0620 hours the next morning.
Phone: *TooOOoOoottt* *tOoooOoOooooTTT*
Me: *Half-sleep mode* “Heeeelllllooooooo?”
Voice from phone: “Good morning, this is a morning call. Thank you.” *Hang up*
Damn morning call. I never felt so tired. Woke up feeling giddy. After packing everything, we headed down for breakfast. Thanks to the not-so-delicious breakfast which included hard-to-chew noodles, sugarless soy drink and herbal eggs, I felt so fresh. We moved on to Oriental Pearl TV Tower, which took 20 minutes drive from our hotel. The weather has been kind to us. Clear but hazy.
The Oriental Pearl TV Tower, which is 468 meters high (1,536 feet), is the world’s third tallest TV and radio tower surpassed in height only by towers in Toronto, Canada and Moscow, Russia. However, even more alluring than its height is the tower’s unique architectural design that makes the Oriental Pearl TV Tower one of the most attractive places anywhere. The base of the tower is supported by three seven-meter wide slanting stanchions. Surrounding the eleven steel spheres that are “strung” vertically through the center of the tower are three nine-meter wide columns. There are three large spheres including the top sphere, known as the space module. Then there are five smaller spheres and three decorative spheres on the tower base. The entire structure rests on rich green grassland and gives the appearance of pearls shining on a jade plate.
Hurriedly, I snapped a few photos of the gigantic structure. Surely beats our own KL Tower many many times.
Our visit lasted more than an hour. Sadly enough, we left Shanghai for Hangzhou which was 2 hours drive. The glimpses of modern building slowly disappeared. I took this opportunity to rest my eyes.
We reached Hangzhou around noon. To my surprise, Hangzhou is indeed a modern city, far from what I imagined earlier. 😛 We headed to a restaurant to grab our lunch before “torturing” our legs later.
We began our adventure after filling our stomach. The first destination was Lingyin Temple. Oh no, temple again? Along the way to Lingyin Temple, I saw a huge lake called West Lake. It was so beautiful but too bad, we weren’t making any stop at the moment. Besides, the government of Hangzhou has indeed placed a lot of efforts to beautify the area surrounding the beautiful West Lake. I could see various plants which were planted along the lake and also the road being trimmed nicely.
We reached Lingyin Temple after a few turns. We got down and walked to the entrance. I was so surprised to see a garden at first. A temple in a garden? After walking further, we passed some small caves which brought us to the real temple.

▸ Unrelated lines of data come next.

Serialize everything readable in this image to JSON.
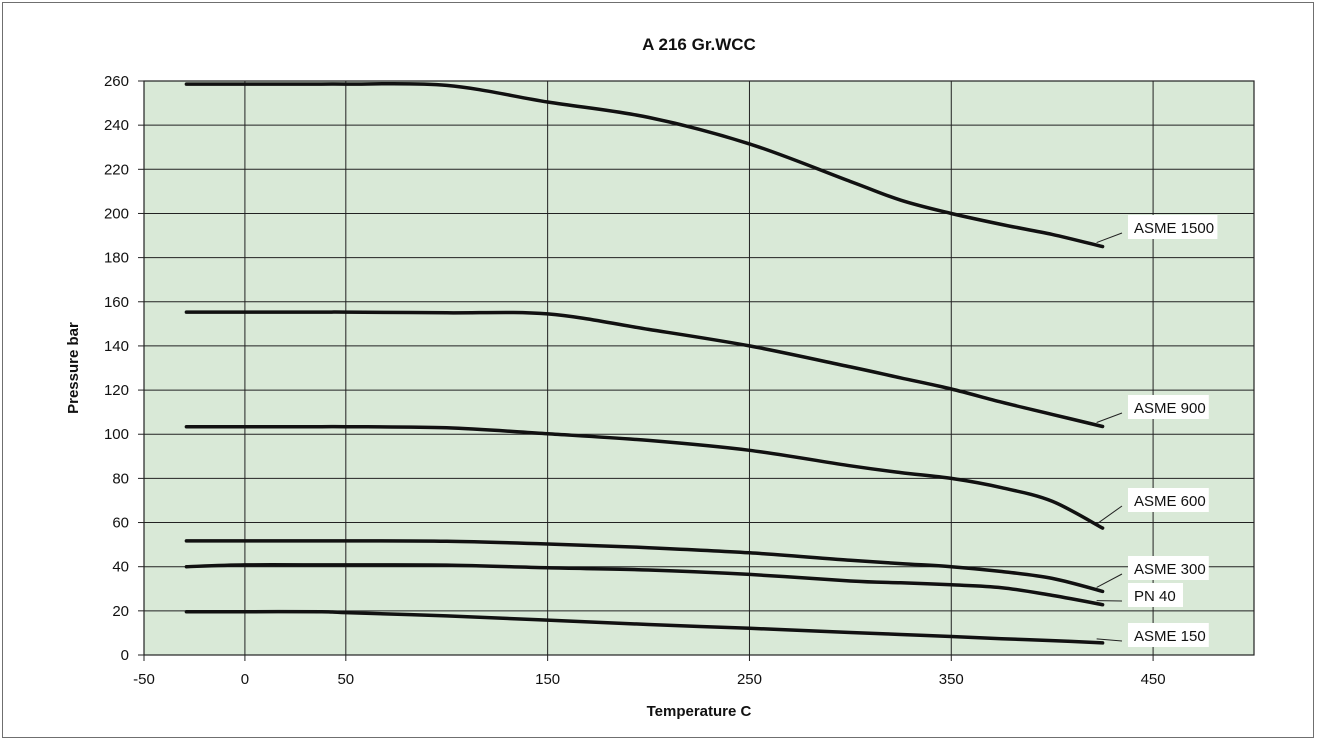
{
  "chart_data": {
    "type": "line",
    "title": "A 216 Gr.WCC",
    "xlabel": "Temperature C",
    "ylabel": "Pressure bar",
    "xlim": [
      -50,
      500
    ],
    "ylim": [
      0,
      260
    ],
    "x_ticks": [
      -50,
      0,
      50,
      150,
      250,
      350,
      450
    ],
    "y_ticks": [
      0,
      20,
      40,
      60,
      80,
      100,
      120,
      140,
      160,
      180,
      200,
      220,
      240,
      260
    ],
    "grid": true,
    "plot_background": "#d9e9d7",
    "line_color": "#111111",
    "series": [
      {
        "name": "ASME 1500",
        "x": [
          -29,
          0,
          38,
          50,
          100,
          150,
          200,
          250,
          300,
          325,
          350,
          375,
          400,
          425
        ],
        "y": [
          258.6,
          258.6,
          258.6,
          258.6,
          258.0,
          250.5,
          243.5,
          231.5,
          214.5,
          206.0,
          200.0,
          195.0,
          190.5,
          185.0
        ]
      },
      {
        "name": "ASME 900",
        "x": [
          -29,
          0,
          38,
          50,
          100,
          150,
          200,
          250,
          300,
          325,
          350,
          375,
          400,
          425
        ],
        "y": [
          155.3,
          155.3,
          155.3,
          155.3,
          155.0,
          154.5,
          147.5,
          140.0,
          130.5,
          125.5,
          120.5,
          114.5,
          109.0,
          103.5
        ]
      },
      {
        "name": "ASME 600",
        "x": [
          -29,
          0,
          38,
          50,
          100,
          150,
          200,
          250,
          300,
          325,
          350,
          375,
          400,
          425
        ],
        "y": [
          103.4,
          103.4,
          103.4,
          103.4,
          102.9,
          100.2,
          97.2,
          92.7,
          85.7,
          82.6,
          80.0,
          75.8,
          69.6,
          57.5
        ]
      },
      {
        "name": "ASME 300",
        "x": [
          -29,
          0,
          38,
          50,
          100,
          150,
          200,
          250,
          300,
          325,
          350,
          375,
          400,
          425
        ],
        "y": [
          51.7,
          51.7,
          51.7,
          51.7,
          51.5,
          50.3,
          48.6,
          46.3,
          42.9,
          41.4,
          40.0,
          37.8,
          34.7,
          28.8
        ]
      },
      {
        "name": "PN 40",
        "x": [
          -29,
          0,
          38,
          50,
          100,
          150,
          200,
          250,
          300,
          325,
          350,
          375,
          400,
          425
        ],
        "y": [
          40.0,
          40.8,
          40.8,
          40.8,
          40.7,
          39.5,
          38.5,
          36.5,
          33.5,
          32.7,
          31.8,
          30.5,
          27.0,
          22.8
        ]
      },
      {
        "name": "ASME 150",
        "x": [
          -29,
          0,
          38,
          50,
          100,
          150,
          200,
          250,
          300,
          325,
          350,
          375,
          400,
          425
        ],
        "y": [
          19.6,
          19.6,
          19.6,
          19.2,
          17.7,
          15.8,
          13.8,
          12.1,
          10.2,
          9.3,
          8.4,
          7.4,
          6.5,
          5.5
        ]
      }
    ]
  }
}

It was so serene around the temple with birds chirpping and nothing else.
The presence of a temple on this site can be traced back to the Eastern Jin Dynasty (317 – 420AD) when, according to local legend, Huili an Indian monk came to the area where he was inspired by the spiritual nature of the scenery to be found here. To his mind this had to be a dwelling of the Immortals and so he gave the temple a name “Ling Yin (Temple of the Soul’s Retreat). The Chinese name is translated into English as either “Temple of the Soul’s Retreat’ or ‘Temple of Inspired Seclusion’ for the setting has a quiet and beautiful grandeur that encourages a feeling of peace and for contemplation.

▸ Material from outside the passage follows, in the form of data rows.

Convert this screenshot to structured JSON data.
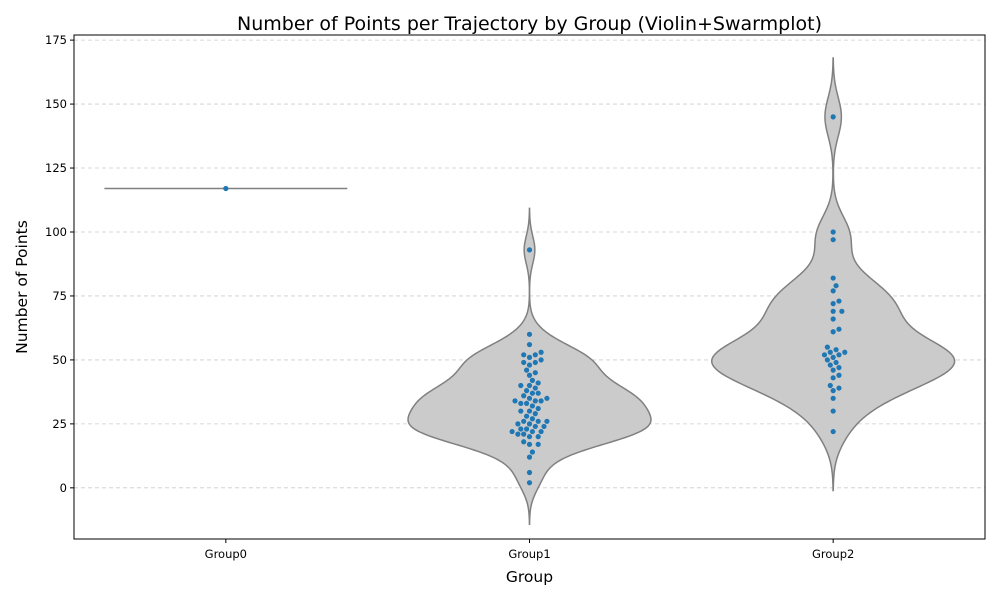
{
  "chart_data": {
    "type": "violin",
    "title": "Number of Points per Trajectory by Group (Violin+Swarmplot)",
    "xlabel": "Group",
    "ylabel": "Number of Points",
    "categories": [
      "Group0",
      "Group1",
      "Group2"
    ],
    "ylim": [
      -20,
      177
    ],
    "yticks": [
      0,
      25,
      50,
      75,
      100,
      125,
      150,
      175
    ],
    "grid": "horizontal-dashed",
    "violin_color": "#cbcbcb",
    "violin_edge_color": "#808080",
    "point_color": "#1f77b4",
    "series": [
      {
        "category": "Group0",
        "points": [
          117
        ]
      },
      {
        "category": "Group1",
        "points": [
          2,
          6,
          12,
          14,
          17,
          17,
          18,
          20,
          20,
          21,
          21,
          22,
          22,
          22,
          23,
          23,
          24,
          24,
          25,
          25,
          26,
          26,
          26,
          27,
          28,
          29,
          30,
          30,
          31,
          32,
          33,
          33,
          34,
          34,
          34,
          35,
          35,
          36,
          37,
          37,
          38,
          39,
          40,
          40,
          41,
          42,
          44,
          45,
          46,
          48,
          49,
          49,
          50,
          51,
          52,
          52,
          53,
          56,
          60,
          93
        ]
      },
      {
        "category": "Group2",
        "points": [
          22,
          30,
          35,
          38,
          39,
          40,
          43,
          44,
          46,
          47,
          48,
          49,
          50,
          51,
          52,
          52,
          53,
          53,
          54,
          55,
          61,
          62,
          66,
          69,
          69,
          72,
          73,
          77,
          79,
          82,
          97,
          100,
          145
        ]
      }
    ]
  }
}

We ended our visit to Lingyin Temple at around 4pm. The sky has already darkened a bit. We then headed downtown to have a round of shopping. I just wandered around aimlessly with my mum. After an hour later, we had our dinner and sampled Hangzhou’s specialty, “Tung Po Yuk” or braised pork. We checked into the hotel around 8.30pm. Because we have ample time and coincidentally, there was night market right below the hotel, we strolled along the street and bought some fruits before going back to hotel to prepare for Day 3.